Streaming ingestion: process events as they arrive (Kafka, Kinesis, Pub/Sub). Near-real-time; more complex.

Change Data Capture (CDC): track row-level changes in a source database; emit them as a stream to the pipeline.

Common sources: databases (PostgreSQL, MySQL), object storage (S3, GCS), data warehouses (BigQuery, Snowflake), external APIs, web scrapes.

Data Validation

Catch data quality issues before they propagate to model training.

Schema validation: check that columns have the expected types, nullability, and value ranges.

Distribution checks: compare feature statistics to a reference baseline. Flag significant deviations:

Mean / standard deviation shift.
Null rate change.
Categorical cardinality change.

Great Expectations: define data quality assertions as “expectations”; generate an HTML report of pass/fail. Widely used in production.

TFX Data Validation (TFDV): compute schema and statistics from training data; validate serving data against the schema.

Data Transformation

Normalization and standardization: see preprocessing for specific techniques.

Encoding: encode categorical variables (one-hot, label encoding, target encoding, embedding).

Imputation: handle missing values (mean fill, forward fill, model-based imputation).

Aggregation: roll up raw events to session-level, user-level, or time-window features.

Join enrichment: join raw events with reference tables (user profiles, item metadata) to add contextual features.

ETL vs. ELT

ETL (Extract-Transform-Load): transform data before loading into the target store. Traditional; transformation happens outside the data warehouse.

ELT (Extract-Load-Transform): load raw data into a data warehouse; transform using SQL. Modern approach; leverages the warehouse’s compute (dbt + BigQuery/Snowflake).

dbt (Data Build Tool)

SQL-based transformation framework. Transforms are modular SQL models with dependencies resolved as a DAG. Includes testing, documentation generation, and lineage visualization. Standard for analytics and feature engineering in data warehouses.

Streaming Pipelines

Apache Kafka: distributed message queue. Topics store ordered event streams. Consumers pull messages and process them.

Apache Flink / Spark Streaming: stateful stream processing with exactly-once semantics. Used for real-time feature computation (session aggregates, fraud signals).

Windowing: aggregate events over time windows (tumbling: non-overlapping fixed windows; sliding: overlapping; session: activity-gap-based).

Feature Computation

Point-in-time correctness: when computing features for training, only use information available before the label’s timestamp. Avoid data leakage.

Time-travel features: for each training example $(x, y, t)$, compute features using only data before time $t$. Standard in fraud detection, forecasting.

Backfilling: compute historical features for training data. Must exactly replicate the production feature computation logic.

Data Lineage

Track how each dataset was produced: what source data, what transformation code, what version.

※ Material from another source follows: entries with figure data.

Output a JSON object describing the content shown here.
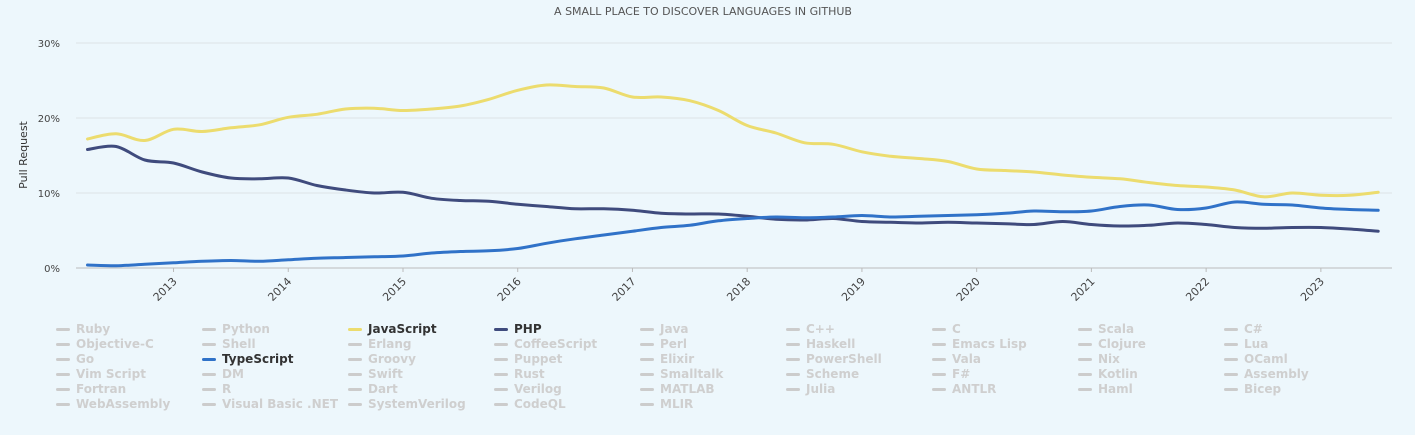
{
  "chart_data": {
    "type": "line",
    "title": "A SMALL PLACE TO DISCOVER LANGUAGES IN GITHUB",
    "ylabel": "Pull Request",
    "xlabel": "",
    "ylim": [
      0,
      30
    ],
    "yticks": [
      "0%",
      "10%",
      "20%",
      "30%"
    ],
    "xticks": [
      "2013",
      "2014",
      "2015",
      "2016",
      "2017",
      "2018",
      "2019",
      "2020",
      "2021",
      "2022",
      "2023"
    ],
    "grid": true,
    "legend_placement": "bottom",
    "series": [
      {
        "name": "JavaScript",
        "color": "#ecdc6e",
        "points": [
          [
            2012.25,
            17.2
          ],
          [
            2012.5,
            17.9
          ],
          [
            2012.75,
            17.0
          ],
          [
            2013.0,
            18.5
          ],
          [
            2013.25,
            18.2
          ],
          [
            2013.5,
            18.7
          ],
          [
            2013.75,
            19.1
          ],
          [
            2014.0,
            20.1
          ],
          [
            2014.25,
            20.5
          ],
          [
            2014.5,
            21.2
          ],
          [
            2014.75,
            21.3
          ],
          [
            2015.0,
            21.0
          ],
          [
            2015.25,
            21.2
          ],
          [
            2015.5,
            21.6
          ],
          [
            2015.75,
            22.5
          ],
          [
            2016.0,
            23.7
          ],
          [
            2016.25,
            24.4
          ],
          [
            2016.5,
            24.2
          ],
          [
            2016.75,
            24.0
          ],
          [
            2017.0,
            22.8
          ],
          [
            2017.25,
            22.8
          ],
          [
            2017.5,
            22.3
          ],
          [
            2017.75,
            21.0
          ],
          [
            2018.0,
            19.0
          ],
          [
            2018.25,
            18.0
          ],
          [
            2018.5,
            16.7
          ],
          [
            2018.75,
            16.5
          ],
          [
            2019.0,
            15.5
          ],
          [
            2019.25,
            14.9
          ],
          [
            2019.5,
            14.6
          ],
          [
            2019.75,
            14.2
          ],
          [
            2020.0,
            13.2
          ],
          [
            2020.25,
            13.0
          ],
          [
            2020.5,
            12.8
          ],
          [
            2020.75,
            12.4
          ],
          [
            2021.0,
            12.1
          ],
          [
            2021.25,
            11.9
          ],
          [
            2021.5,
            11.4
          ],
          [
            2021.75,
            11.0
          ],
          [
            2022.0,
            10.8
          ],
          [
            2022.25,
            10.4
          ],
          [
            2022.5,
            9.5
          ],
          [
            2022.75,
            10.0
          ],
          [
            2023.0,
            9.7
          ],
          [
            2023.25,
            9.7
          ],
          [
            2023.5,
            10.1
          ]
        ]
      },
      {
        "name": "PHP",
        "color": "#3f4b7d",
        "points": [
          [
            2012.25,
            15.8
          ],
          [
            2012.5,
            16.2
          ],
          [
            2012.75,
            14.4
          ],
          [
            2013.0,
            14.0
          ],
          [
            2013.25,
            12.8
          ],
          [
            2013.5,
            12.0
          ],
          [
            2013.75,
            11.9
          ],
          [
            2014.0,
            12.0
          ],
          [
            2014.25,
            11.0
          ],
          [
            2014.5,
            10.4
          ],
          [
            2014.75,
            10.0
          ],
          [
            2015.0,
            10.1
          ],
          [
            2015.25,
            9.3
          ],
          [
            2015.5,
            9.0
          ],
          [
            2015.75,
            8.9
          ],
          [
            2016.0,
            8.5
          ],
          [
            2016.25,
            8.2
          ],
          [
            2016.5,
            7.9
          ],
          [
            2016.75,
            7.9
          ],
          [
            2017.0,
            7.7
          ],
          [
            2017.25,
            7.3
          ],
          [
            2017.5,
            7.2
          ],
          [
            2017.75,
            7.2
          ],
          [
            2018.0,
            6.9
          ],
          [
            2018.25,
            6.5
          ],
          [
            2018.5,
            6.4
          ],
          [
            2018.75,
            6.6
          ],
          [
            2019.0,
            6.2
          ],
          [
            2019.25,
            6.1
          ],
          [
            2019.5,
            6.0
          ],
          [
            2019.75,
            6.1
          ],
          [
            2020.0,
            6.0
          ],
          [
            2020.25,
            5.9
          ],
          [
            2020.5,
            5.8
          ],
          [
            2020.75,
            6.2
          ],
          [
            2021.0,
            5.8
          ],
          [
            2021.25,
            5.6
          ],
          [
            2021.5,
            5.7
          ],
          [
            2021.75,
            6.0
          ],
          [
            2022.0,
            5.8
          ],
          [
            2022.25,
            5.4
          ],
          [
            2022.5,
            5.3
          ],
          [
            2022.75,
            5.4
          ],
          [
            2023.0,
            5.4
          ],
          [
            2023.25,
            5.2
          ],
          [
            2023.5,
            4.9
          ]
        ]
      },
      {
        "name": "TypeScript",
        "color": "#3072c8",
        "points": [
          [
            2012.25,
            0.4
          ],
          [
            2012.5,
            0.3
          ],
          [
            2012.75,
            0.5
          ],
          [
            2013.0,
            0.7
          ],
          [
            2013.25,
            0.9
          ],
          [
            2013.5,
            1.0
          ],
          [
            2013.75,
            0.9
          ],
          [
            2014.0,
            1.1
          ],
          [
            2014.25,
            1.3
          ],
          [
            2014.5,
            1.4
          ],
          [
            2014.75,
            1.5
          ],
          [
            2015.0,
            1.6
          ],
          [
            2015.25,
            2.0
          ],
          [
            2015.5,
            2.2
          ],
          [
            2015.75,
            2.3
          ],
          [
            2016.0,
            2.6
          ],
          [
            2016.25,
            3.3
          ],
          [
            2016.5,
            3.9
          ],
          [
            2016.75,
            4.4
          ],
          [
            2017.0,
            4.9
          ],
          [
            2017.25,
            5.4
          ],
          [
            2017.5,
            5.7
          ],
          [
            2017.75,
            6.3
          ],
          [
            2018.0,
            6.6
          ],
          [
            2018.25,
            6.8
          ],
          [
            2018.5,
            6.7
          ],
          [
            2018.75,
            6.8
          ],
          [
            2019.0,
            7.0
          ],
          [
            2019.25,
            6.8
          ],
          [
            2019.5,
            6.9
          ],
          [
            2019.75,
            7.0
          ],
          [
            2020.0,
            7.1
          ],
          [
            2020.25,
            7.3
          ],
          [
            2020.5,
            7.6
          ],
          [
            2020.75,
            7.5
          ],
          [
            2021.0,
            7.6
          ],
          [
            2021.25,
            8.2
          ],
          [
            2021.5,
            8.4
          ],
          [
            2021.75,
            7.8
          ],
          [
            2022.0,
            8.0
          ],
          [
            2022.25,
            8.8
          ],
          [
            2022.5,
            8.5
          ],
          [
            2022.75,
            8.4
          ],
          [
            2023.0,
            8.0
          ],
          [
            2023.25,
            7.8
          ],
          [
            2023.5,
            7.7
          ]
        ]
      }
    ]
  },
  "legend": [
    {
      "label": "Ruby",
      "active": false
    },
    {
      "label": "Python",
      "active": false
    },
    {
      "label": "JavaScript",
      "active": true,
      "color": "#ecdc6e"
    },
    {
      "label": "PHP",
      "active": true,
      "color": "#3f4b7d"
    },
    {
      "label": "Java",
      "active": false
    },
    {
      "label": "C++",
      "active": false
    },
    {
      "label": "C",
      "active": false
    },
    {
      "label": "Scala",
      "active": false
    },
    {
      "label": "C#",
      "active": false
    },
    {
      "label": "Objective-C",
      "active": false
    },
    {
      "label": "Shell",
      "active": false
    },
    {
      "label": "Erlang",
      "active": false
    },
    {
      "label": "CoffeeScript",
      "active": false
    },
    {
      "label": "Perl",
      "active": false
    },
    {
      "label": "Haskell",
      "active": false
    },
    {
      "label": "Emacs Lisp",
      "active": false
    },
    {
      "label": "Clojure",
      "active": false
    },
    {
      "label": "Lua",
      "active": false
    },
    {
      "label": "Go",
      "active": false
    },
    {
      "label": "TypeScript",
      "active": true,
      "color": "#3072c8"
    },
    {
      "label": "Groovy",
      "active": false
    },
    {
      "label": "Puppet",
      "active": false
    },
    {
      "label": "Elixir",
      "active": false
    },
    {
      "label": "PowerShell",
      "active": false
    },
    {
      "label": "Vala",
      "active": false
    },
    {
      "label": "Nix",
      "active": false
    },
    {
      "label": "OCaml",
      "active": false
    },
    {
      "label": "Vim Script",
      "active": false
    },
    {
      "label": "DM",
      "active": false
    },
    {
      "label": "Swift",
      "active": false
    },
    {
      "label": "Rust",
      "active": false
    },
    {
      "label": "Smalltalk",
      "active": false
    },
    {
      "label": "Scheme",
      "active": false
    },
    {
      "label": "F#",
      "active": false
    },
    {
      "label": "Kotlin",
      "active": false
    },
    {
      "label": "Assembly",
      "active": false
    },
    {
      "label": "Fortran",
      "active": false
    },
    {
      "label": "R",
      "active": false
    },
    {
      "label": "Dart",
      "active": false
    },
    {
      "label": "Verilog",
      "active": false
    },
    {
      "label": "MATLAB",
      "active": false
    },
    {
      "label": "Julia",
      "active": false
    },
    {
      "label": "ANTLR",
      "active": false
    },
    {
      "label": "Haml",
      "active": false
    },
    {
      "label": "Bicep",
      "active": false
    },
    {
      "label": "WebAssembly",
      "active": false
    },
    {
      "label": "Visual Basic .NET",
      "active": false
    },
    {
      "label": "SystemVerilog",
      "active": false
    },
    {
      "label": "CodeQL",
      "active": false
    },
    {
      "label": "MLIR",
      "active": false
    }
  ]
}
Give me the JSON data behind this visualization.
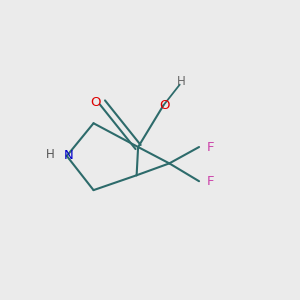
{
  "background_color": "#ebebeb",
  "figsize": [
    3.0,
    3.0
  ],
  "dpi": 100,
  "line_color": "#2d6b6b",
  "line_width": 1.5,
  "atom_colors": {
    "N": "#0000cc",
    "H_N": "#555555",
    "O": "#dd0000",
    "H_O": "#666666",
    "F": "#cc44aa"
  }
}
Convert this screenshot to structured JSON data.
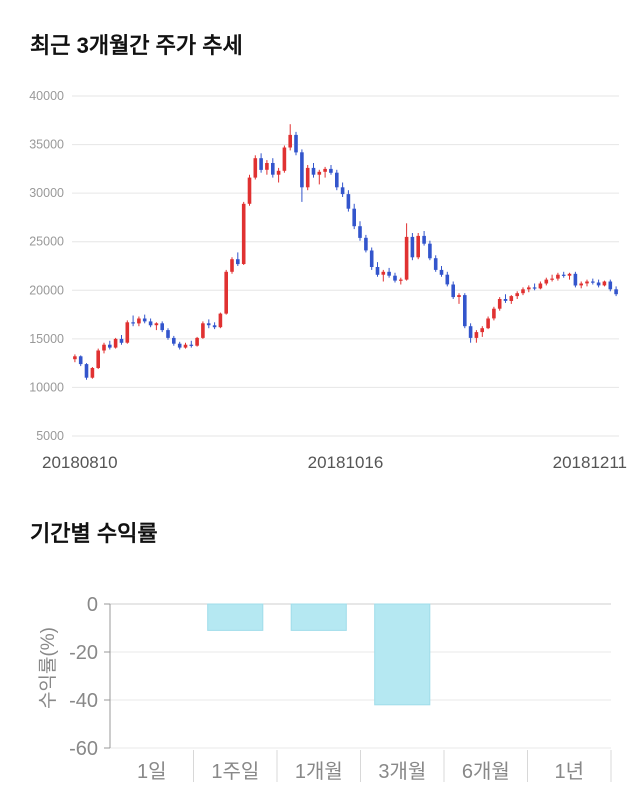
{
  "section1": {
    "title": "최근 3개월간 주가 추세"
  },
  "section2": {
    "title": "기간별 수익률"
  },
  "chart_data": [
    {
      "type": "candlestick",
      "title": "최근 3개월간 주가 추세",
      "ylim": [
        5000,
        40000
      ],
      "yticks": [
        40000,
        35000,
        30000,
        25000,
        20000,
        15000,
        10000,
        5000
      ],
      "xtick_labels": [
        "20180810",
        "20181016",
        "20181211"
      ],
      "up_color": "#e03131",
      "down_color": "#3355cc",
      "grid": true,
      "candles_format": [
        "open",
        "high",
        "low",
        "close"
      ],
      "candles": [
        [
          12900,
          13400,
          12600,
          13200
        ],
        [
          13200,
          13300,
          12200,
          12400
        ],
        [
          12400,
          12500,
          10800,
          11000
        ],
        [
          11000,
          12100,
          10900,
          12000
        ],
        [
          12000,
          14000,
          11900,
          13800
        ],
        [
          13800,
          14600,
          13500,
          14400
        ],
        [
          14400,
          14800,
          13900,
          14100
        ],
        [
          14100,
          15100,
          14000,
          15000
        ],
        [
          15000,
          15400,
          14400,
          14600
        ],
        [
          14600,
          16900,
          14500,
          16700
        ],
        [
          16700,
          17400,
          16300,
          16600
        ],
        [
          16600,
          17300,
          16300,
          17100
        ],
        [
          17100,
          17500,
          16600,
          16800
        ],
        [
          16800,
          17100,
          16200,
          16400
        ],
        [
          16400,
          16700,
          15900,
          16600
        ],
        [
          16600,
          16800,
          15700,
          15900
        ],
        [
          15900,
          16100,
          14900,
          15100
        ],
        [
          15100,
          15300,
          14300,
          14500
        ],
        [
          14500,
          14700,
          13900,
          14100
        ],
        [
          14100,
          14600,
          14000,
          14400
        ],
        [
          14400,
          14800,
          14100,
          14300
        ],
        [
          14300,
          15200,
          14200,
          15100
        ],
        [
          15100,
          16800,
          15000,
          16600
        ],
        [
          16600,
          17000,
          16100,
          16400
        ],
        [
          16400,
          16700,
          16000,
          16200
        ],
        [
          16200,
          17700,
          16100,
          17600
        ],
        [
          17600,
          22100,
          17500,
          21900
        ],
        [
          21900,
          23400,
          21700,
          23200
        ],
        [
          23200,
          23900,
          22500,
          22700
        ],
        [
          22700,
          29100,
          22600,
          28900
        ],
        [
          28900,
          31900,
          28700,
          31600
        ],
        [
          31600,
          33900,
          31400,
          33600
        ],
        [
          33600,
          34100,
          32100,
          32400
        ],
        [
          32400,
          33400,
          31900,
          33100
        ],
        [
          33100,
          33600,
          31600,
          31900
        ],
        [
          31900,
          32600,
          31100,
          32300
        ],
        [
          32300,
          34900,
          32100,
          34700
        ],
        [
          34700,
          37100,
          34400,
          36000
        ],
        [
          36000,
          36300,
          33900,
          34200
        ],
        [
          34200,
          34500,
          29100,
          30600
        ],
        [
          30600,
          32900,
          30300,
          32600
        ],
        [
          32600,
          33100,
          31600,
          31900
        ],
        [
          31900,
          32400,
          30900,
          32200
        ],
        [
          32200,
          32700,
          31600,
          32500
        ],
        [
          32500,
          32900,
          31900,
          32100
        ],
        [
          32100,
          32400,
          30300,
          30600
        ],
        [
          30600,
          31100,
          29600,
          29900
        ],
        [
          29900,
          30300,
          28100,
          28400
        ],
        [
          28400,
          28900,
          26300,
          26600
        ],
        [
          26600,
          27100,
          25100,
          25400
        ],
        [
          25400,
          25700,
          23900,
          24100
        ],
        [
          24100,
          24400,
          22100,
          22400
        ],
        [
          22400,
          22900,
          21400,
          21600
        ],
        [
          21600,
          22100,
          20900,
          21900
        ],
        [
          21900,
          22300,
          21300,
          21500
        ],
        [
          21500,
          21800,
          20800,
          21000
        ],
        [
          21000,
          21300,
          20600,
          21100
        ],
        [
          21100,
          26900,
          21000,
          25500
        ],
        [
          25500,
          25900,
          23100,
          23400
        ],
        [
          23400,
          25900,
          23200,
          25600
        ],
        [
          25600,
          26100,
          24600,
          24800
        ],
        [
          24800,
          25100,
          23100,
          23300
        ],
        [
          23300,
          23600,
          21900,
          22100
        ],
        [
          22100,
          22500,
          21400,
          21600
        ],
        [
          21600,
          21900,
          20400,
          20600
        ],
        [
          20600,
          20900,
          19100,
          19300
        ],
        [
          19300,
          19700,
          18600,
          19500
        ],
        [
          19500,
          19700,
          16100,
          16300
        ],
        [
          16300,
          16600,
          14600,
          15100
        ],
        [
          15100,
          15900,
          14600,
          15700
        ],
        [
          15700,
          16300,
          15200,
          16100
        ],
        [
          16100,
          17300,
          16000,
          17100
        ],
        [
          17100,
          18300,
          16900,
          18100
        ],
        [
          18100,
          19300,
          17900,
          19100
        ],
        [
          19100,
          19600,
          18700,
          18900
        ],
        [
          18900,
          19500,
          18600,
          19400
        ],
        [
          19400,
          19900,
          19100,
          19700
        ],
        [
          19700,
          20300,
          19500,
          20100
        ],
        [
          20100,
          20500,
          19800,
          20300
        ],
        [
          20300,
          20700,
          20000,
          20200
        ],
        [
          20200,
          20900,
          20100,
          20700
        ],
        [
          20700,
          21300,
          20500,
          21100
        ],
        [
          21100,
          21600,
          20900,
          21200
        ],
        [
          21200,
          21800,
          21000,
          21600
        ],
        [
          21600,
          21900,
          21300,
          21500
        ],
        [
          21500,
          21800,
          21100,
          21700
        ],
        [
          21700,
          21900,
          20300,
          20500
        ],
        [
          20500,
          20900,
          20200,
          20700
        ],
        [
          20700,
          21100,
          20400,
          20900
        ],
        [
          20900,
          21200,
          20600,
          20800
        ],
        [
          20800,
          21100,
          20300,
          20500
        ],
        [
          20500,
          21000,
          20400,
          20900
        ],
        [
          20900,
          21100,
          19900,
          20100
        ],
        [
          20100,
          20400,
          19400,
          19600
        ]
      ]
    },
    {
      "type": "bar",
      "title": "기간별 수익률",
      "ylabel": "수익률(%)",
      "categories": [
        "1일",
        "1주일",
        "1개월",
        "3개월",
        "6개월",
        "1년"
      ],
      "values": [
        0,
        -11,
        -11,
        -42,
        null,
        null
      ],
      "ylim": [
        -60,
        0
      ],
      "yticks": [
        0,
        -20,
        -40,
        -60
      ],
      "bar_color": "#b5e8f2",
      "bar_border": "#a0dcea",
      "grid": true,
      "legend": "none"
    }
  ]
}
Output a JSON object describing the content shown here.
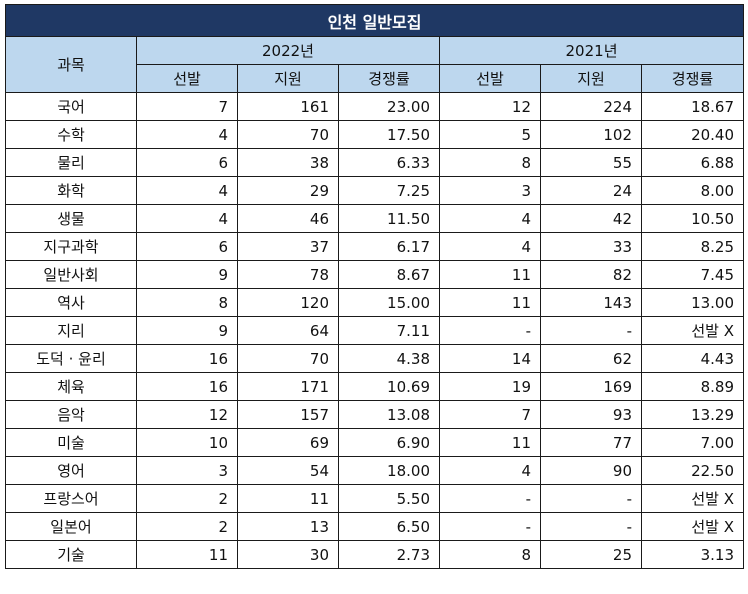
{
  "title": "인천 일반모집",
  "header": {
    "subject": "과목",
    "years": [
      "2022년",
      "2021년"
    ],
    "cols": [
      "선발",
      "지원",
      "경쟁률"
    ]
  },
  "rows": [
    {
      "subject": "국어",
      "y2022": [
        "7",
        "161",
        "23.00"
      ],
      "y2021": [
        "12",
        "224",
        "18.67"
      ]
    },
    {
      "subject": "수학",
      "y2022": [
        "4",
        "70",
        "17.50"
      ],
      "y2021": [
        "5",
        "102",
        "20.40"
      ]
    },
    {
      "subject": "물리",
      "y2022": [
        "6",
        "38",
        "6.33"
      ],
      "y2021": [
        "8",
        "55",
        "6.88"
      ]
    },
    {
      "subject": "화학",
      "y2022": [
        "4",
        "29",
        "7.25"
      ],
      "y2021": [
        "3",
        "24",
        "8.00"
      ]
    },
    {
      "subject": "생물",
      "y2022": [
        "4",
        "46",
        "11.50"
      ],
      "y2021": [
        "4",
        "42",
        "10.50"
      ]
    },
    {
      "subject": "지구과학",
      "y2022": [
        "6",
        "37",
        "6.17"
      ],
      "y2021": [
        "4",
        "33",
        "8.25"
      ]
    },
    {
      "subject": "일반사회",
      "y2022": [
        "9",
        "78",
        "8.67"
      ],
      "y2021": [
        "11",
        "82",
        "7.45"
      ]
    },
    {
      "subject": "역사",
      "y2022": [
        "8",
        "120",
        "15.00"
      ],
      "y2021": [
        "11",
        "143",
        "13.00"
      ]
    },
    {
      "subject": "지리",
      "y2022": [
        "9",
        "64",
        "7.11"
      ],
      "y2021": [
        "-",
        "-",
        "선발 X"
      ]
    },
    {
      "subject": "도덕 · 윤리",
      "y2022": [
        "16",
        "70",
        "4.38"
      ],
      "y2021": [
        "14",
        "62",
        "4.43"
      ]
    },
    {
      "subject": "체육",
      "y2022": [
        "16",
        "171",
        "10.69"
      ],
      "y2021": [
        "19",
        "169",
        "8.89"
      ]
    },
    {
      "subject": "음악",
      "y2022": [
        "12",
        "157",
        "13.08"
      ],
      "y2021": [
        "7",
        "93",
        "13.29"
      ]
    },
    {
      "subject": "미술",
      "y2022": [
        "10",
        "69",
        "6.90"
      ],
      "y2021": [
        "11",
        "77",
        "7.00"
      ]
    },
    {
      "subject": "영어",
      "y2022": [
        "3",
        "54",
        "18.00"
      ],
      "y2021": [
        "4",
        "90",
        "22.50"
      ]
    },
    {
      "subject": "프랑스어",
      "y2022": [
        "2",
        "11",
        "5.50"
      ],
      "y2021": [
        "-",
        "-",
        "선발 X"
      ]
    },
    {
      "subject": "일본어",
      "y2022": [
        "2",
        "13",
        "6.50"
      ],
      "y2021": [
        "-",
        "-",
        "선발 X"
      ]
    },
    {
      "subject": "기술",
      "y2022": [
        "11",
        "30",
        "2.73"
      ],
      "y2021": [
        "8",
        "25",
        "3.13"
      ]
    }
  ]
}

Benefits: reproducibility, debugging, compliance (GDPR data deletion propagation), impact analysis (which models depend on this dataset?).

Tools: Apache Atlas, Marquez, OpenLineage, DataHub.

Pipeline Orchestration

Schedule and monitor pipeline execution.

Apache Airflow: Python-based DAG scheduler. Sensors, operators, XCom for data passing. Widely adopted.

Prefect / Dagster: modern alternatives with better Python-native APIs, dynamic workflows, and improved observability.

Handling failures: retry policies, alerting on failure, partial re-runs (only re-run failed tasks, not the whole pipeline).